Communities Recommendations

Communities on 𝕏 were created to give people a dedicated place to connect, share, and get closer to the discussions they care about most.

How does 𝕏 find communities to follow 

Communities are started and managed by people on 𝕏 — admins and moderators who enforce Community rules and keep conversations informative, relevant, and fun. People who accept invites to join a Community become members. Posts in Communities can be seen by anyone on 𝕏, but only others within the Community itself can engage and participate in the discussion

How does 𝕏 decide which communities to recommend to you

How we recommend communities is an important part of our user’s experience on 𝕏, whether that is directly suggesting communities to users that may be interested in them, suggesting that members of a community consider adding other accounts to that community, or indirectly surfacing communities related to a particular Topic, List, or Account. You may see suggestions based on criterion such as:

  • We recommend communities based on the number of followers in the community;

  • We recommend communities based on the simcluster-similarity between communities and users.

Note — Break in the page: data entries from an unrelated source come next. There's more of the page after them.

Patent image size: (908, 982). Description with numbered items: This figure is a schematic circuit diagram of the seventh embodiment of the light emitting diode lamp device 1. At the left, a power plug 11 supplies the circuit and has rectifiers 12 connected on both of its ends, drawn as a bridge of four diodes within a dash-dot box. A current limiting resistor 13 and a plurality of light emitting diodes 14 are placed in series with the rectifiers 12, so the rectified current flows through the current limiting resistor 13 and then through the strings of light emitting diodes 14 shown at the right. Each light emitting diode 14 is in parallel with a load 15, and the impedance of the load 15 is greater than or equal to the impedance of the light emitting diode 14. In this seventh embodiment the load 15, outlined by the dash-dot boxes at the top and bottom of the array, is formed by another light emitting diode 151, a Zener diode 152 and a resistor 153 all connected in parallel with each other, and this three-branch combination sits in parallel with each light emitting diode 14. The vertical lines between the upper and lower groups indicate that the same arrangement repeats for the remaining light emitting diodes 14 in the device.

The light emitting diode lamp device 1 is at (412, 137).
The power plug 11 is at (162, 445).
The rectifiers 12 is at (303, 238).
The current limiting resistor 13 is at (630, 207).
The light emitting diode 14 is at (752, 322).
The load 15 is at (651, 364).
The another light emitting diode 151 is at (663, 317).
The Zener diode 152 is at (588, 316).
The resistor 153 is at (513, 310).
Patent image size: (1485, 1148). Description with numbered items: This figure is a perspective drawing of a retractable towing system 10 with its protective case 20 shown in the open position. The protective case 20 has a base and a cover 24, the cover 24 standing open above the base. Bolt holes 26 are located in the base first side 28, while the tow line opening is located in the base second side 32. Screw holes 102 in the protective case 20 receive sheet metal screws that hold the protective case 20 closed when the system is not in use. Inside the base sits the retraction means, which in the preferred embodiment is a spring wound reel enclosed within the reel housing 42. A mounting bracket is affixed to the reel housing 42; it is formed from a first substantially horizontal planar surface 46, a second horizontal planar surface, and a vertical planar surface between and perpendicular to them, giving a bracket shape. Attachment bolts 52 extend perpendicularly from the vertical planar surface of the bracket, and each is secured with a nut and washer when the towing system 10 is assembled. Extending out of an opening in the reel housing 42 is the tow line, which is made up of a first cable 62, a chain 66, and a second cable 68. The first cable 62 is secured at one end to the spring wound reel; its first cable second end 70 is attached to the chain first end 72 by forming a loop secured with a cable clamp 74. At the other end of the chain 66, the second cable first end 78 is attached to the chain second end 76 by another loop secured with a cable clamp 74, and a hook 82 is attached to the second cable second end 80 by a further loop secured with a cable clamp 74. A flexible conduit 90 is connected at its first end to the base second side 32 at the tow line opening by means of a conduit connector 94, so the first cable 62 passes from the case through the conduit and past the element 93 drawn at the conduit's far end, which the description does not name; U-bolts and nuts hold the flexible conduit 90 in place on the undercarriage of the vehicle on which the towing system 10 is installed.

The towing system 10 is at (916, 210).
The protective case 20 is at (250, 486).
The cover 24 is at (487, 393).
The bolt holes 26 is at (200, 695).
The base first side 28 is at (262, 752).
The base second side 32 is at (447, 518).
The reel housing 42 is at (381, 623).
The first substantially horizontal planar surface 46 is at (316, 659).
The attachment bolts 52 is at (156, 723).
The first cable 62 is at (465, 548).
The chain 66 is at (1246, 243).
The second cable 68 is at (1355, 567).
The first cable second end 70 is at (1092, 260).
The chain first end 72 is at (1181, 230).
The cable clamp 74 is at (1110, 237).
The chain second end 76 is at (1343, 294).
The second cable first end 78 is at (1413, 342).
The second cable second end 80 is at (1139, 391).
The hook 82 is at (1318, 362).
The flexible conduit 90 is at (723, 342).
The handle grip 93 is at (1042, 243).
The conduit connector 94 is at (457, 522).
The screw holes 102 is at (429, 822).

The simcluster-similarity is the cosine-similarity between the simcluster-embeddings of the user and the community.

How you can influence the accounts you see

𝕏 has also designed tools that help you control all content that you see across the platform and to protect you from content you consider harmful. (Learn more, here.) 

More information

For a more detailed view of how our Account Recommendation system works, please see:

  • An overview from our engineering team below;

  • Our Communities help center article, here

  • Our research paper on SimClusters, here; or

  • Our source code, which is available, here.

System Overview

SimClusters is a general-purpose representation layer based on overlapping communities into which users as well as heterogeneous content can be captured as sparse, interpretable vectors to support a multitude of recommendation tasks.

We build our user and post SimClusters embeddings based on the inferred communities, and the representations power our personalized post recommendation via our online serving service SimClusters ANN.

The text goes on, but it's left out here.